Ten articles, ten production-grade patterns. Every project used only open-source tools: Ollama for local LLMs, ChromaDB for vector storage, FastAPI for the API layer, Pydantic for validation. No API keys, no subscriptions, no vendor lock-in.

01
Document Analysis with LLMs PDF ingestion, chunking strategies, Ollama for summarisation and entity extraction
02
RAG from Scratch Embeddings, FAISS vector index, semantic search, first end-to-end retrieve + generate pipeline
03
Multi-Tenant Document Q&A API ChromaDB collections per tenant, JWT auth, FastAPI router pattern - the base for all future articles
04
Streaming RAG Chat FastAPI SSE, token-by-token streaming, React frontend with AbortController
05
Evaluating RAG with RAGAS Faithfulness, AnswerRelevancy, ContextPrecision, ContextRecall - automated quality regression tests
06
GraphRAG NetworkX knowledge graph, BFS multi-hop traversal, hybrid vector + graph retrieval
07
Agentic RAG (ReAct) Ollama tool-calling, Reason→Act→Observe loop, multi-step retrieval with AgentStep trace
08
Corrective RAG (CRAG) LLM-based chunk grading, three-strategy selection, query rephrasing on total failure
09
Structured Outputs Pydantic schema injection, Ollama format=json, citations with excerpts, cannot_answer flag
10
Production RAG Pydantic Settings, request-ID middleware, async ingestion, unified mode selector, health probes, Dockerfile

From Prototype to Production

The difference between a RAG demo and a RAG service is not the algorithm - it's the layer around it.
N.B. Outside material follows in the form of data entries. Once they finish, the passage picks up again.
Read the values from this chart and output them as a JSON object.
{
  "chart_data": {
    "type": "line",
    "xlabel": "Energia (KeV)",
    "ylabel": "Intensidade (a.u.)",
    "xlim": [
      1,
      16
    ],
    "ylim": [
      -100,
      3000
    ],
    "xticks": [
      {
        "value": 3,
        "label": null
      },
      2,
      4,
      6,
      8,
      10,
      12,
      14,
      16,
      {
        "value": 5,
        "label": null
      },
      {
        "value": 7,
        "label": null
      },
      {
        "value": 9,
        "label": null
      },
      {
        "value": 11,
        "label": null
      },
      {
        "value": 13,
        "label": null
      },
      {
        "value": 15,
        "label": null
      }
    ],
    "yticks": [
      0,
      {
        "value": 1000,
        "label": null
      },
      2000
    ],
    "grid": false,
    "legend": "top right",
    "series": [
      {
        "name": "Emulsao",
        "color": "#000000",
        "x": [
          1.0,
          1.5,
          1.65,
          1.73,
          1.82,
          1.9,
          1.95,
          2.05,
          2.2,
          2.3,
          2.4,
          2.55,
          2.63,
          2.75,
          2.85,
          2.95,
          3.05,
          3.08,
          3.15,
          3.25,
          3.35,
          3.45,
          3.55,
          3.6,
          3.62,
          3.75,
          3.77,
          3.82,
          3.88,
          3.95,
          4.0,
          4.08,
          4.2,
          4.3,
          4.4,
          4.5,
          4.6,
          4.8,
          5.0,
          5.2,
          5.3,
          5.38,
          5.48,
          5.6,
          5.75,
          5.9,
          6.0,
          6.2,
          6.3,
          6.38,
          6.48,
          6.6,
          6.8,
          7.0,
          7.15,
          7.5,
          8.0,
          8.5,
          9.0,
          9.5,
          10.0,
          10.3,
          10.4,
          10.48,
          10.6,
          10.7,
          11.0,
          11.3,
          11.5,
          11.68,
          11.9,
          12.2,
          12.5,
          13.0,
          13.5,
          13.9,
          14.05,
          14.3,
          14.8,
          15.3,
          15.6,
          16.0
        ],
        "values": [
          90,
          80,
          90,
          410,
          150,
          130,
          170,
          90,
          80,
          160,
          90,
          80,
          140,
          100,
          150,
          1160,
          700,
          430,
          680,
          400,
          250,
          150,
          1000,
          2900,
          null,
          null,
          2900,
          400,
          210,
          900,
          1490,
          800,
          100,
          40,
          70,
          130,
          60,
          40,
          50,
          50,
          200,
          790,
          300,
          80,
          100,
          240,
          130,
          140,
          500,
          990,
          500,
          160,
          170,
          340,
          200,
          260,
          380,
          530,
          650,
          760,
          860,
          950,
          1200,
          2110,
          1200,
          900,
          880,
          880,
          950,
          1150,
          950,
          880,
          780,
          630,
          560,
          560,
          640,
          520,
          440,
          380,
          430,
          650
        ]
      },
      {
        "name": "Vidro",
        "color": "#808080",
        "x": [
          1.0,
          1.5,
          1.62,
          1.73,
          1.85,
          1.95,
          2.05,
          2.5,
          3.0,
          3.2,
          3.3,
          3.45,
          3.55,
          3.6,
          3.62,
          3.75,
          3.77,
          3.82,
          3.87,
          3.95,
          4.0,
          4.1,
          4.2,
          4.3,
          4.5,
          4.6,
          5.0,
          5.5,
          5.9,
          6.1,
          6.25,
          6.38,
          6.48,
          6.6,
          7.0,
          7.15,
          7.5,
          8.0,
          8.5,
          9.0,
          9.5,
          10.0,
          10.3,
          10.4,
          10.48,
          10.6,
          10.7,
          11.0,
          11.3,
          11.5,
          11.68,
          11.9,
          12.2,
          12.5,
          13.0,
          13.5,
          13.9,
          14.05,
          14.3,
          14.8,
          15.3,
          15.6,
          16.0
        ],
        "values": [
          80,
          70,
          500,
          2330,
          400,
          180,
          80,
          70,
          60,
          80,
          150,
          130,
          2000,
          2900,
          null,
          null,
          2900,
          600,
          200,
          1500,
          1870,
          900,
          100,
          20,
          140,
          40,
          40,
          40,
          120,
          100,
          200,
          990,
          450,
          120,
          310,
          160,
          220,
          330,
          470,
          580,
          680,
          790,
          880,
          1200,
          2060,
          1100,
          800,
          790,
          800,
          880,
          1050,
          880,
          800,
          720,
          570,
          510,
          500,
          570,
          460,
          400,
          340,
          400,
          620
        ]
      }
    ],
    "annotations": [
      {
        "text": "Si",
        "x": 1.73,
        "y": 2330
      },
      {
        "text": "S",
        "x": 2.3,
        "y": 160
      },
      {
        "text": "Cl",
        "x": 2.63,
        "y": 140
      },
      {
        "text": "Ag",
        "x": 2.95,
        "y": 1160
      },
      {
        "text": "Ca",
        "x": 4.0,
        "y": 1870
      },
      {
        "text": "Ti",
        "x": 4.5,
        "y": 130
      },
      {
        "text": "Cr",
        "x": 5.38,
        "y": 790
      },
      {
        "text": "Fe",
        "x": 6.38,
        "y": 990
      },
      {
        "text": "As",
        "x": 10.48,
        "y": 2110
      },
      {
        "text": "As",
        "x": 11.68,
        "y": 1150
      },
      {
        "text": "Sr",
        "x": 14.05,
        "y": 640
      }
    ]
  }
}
Config that doesn't require code changes. Logs you can grep. A health endpoint that actually checks your dependencies. A container that runs as a non-root user.

Every pattern in this series - CRAG, structured outputs, agentic tool-calling, graph traversal - runs the same in a container on your laptop as it does behind a load balancer in production. That's the point. Open-source models locally means you own the full stack.

The series is complete. The code is yours.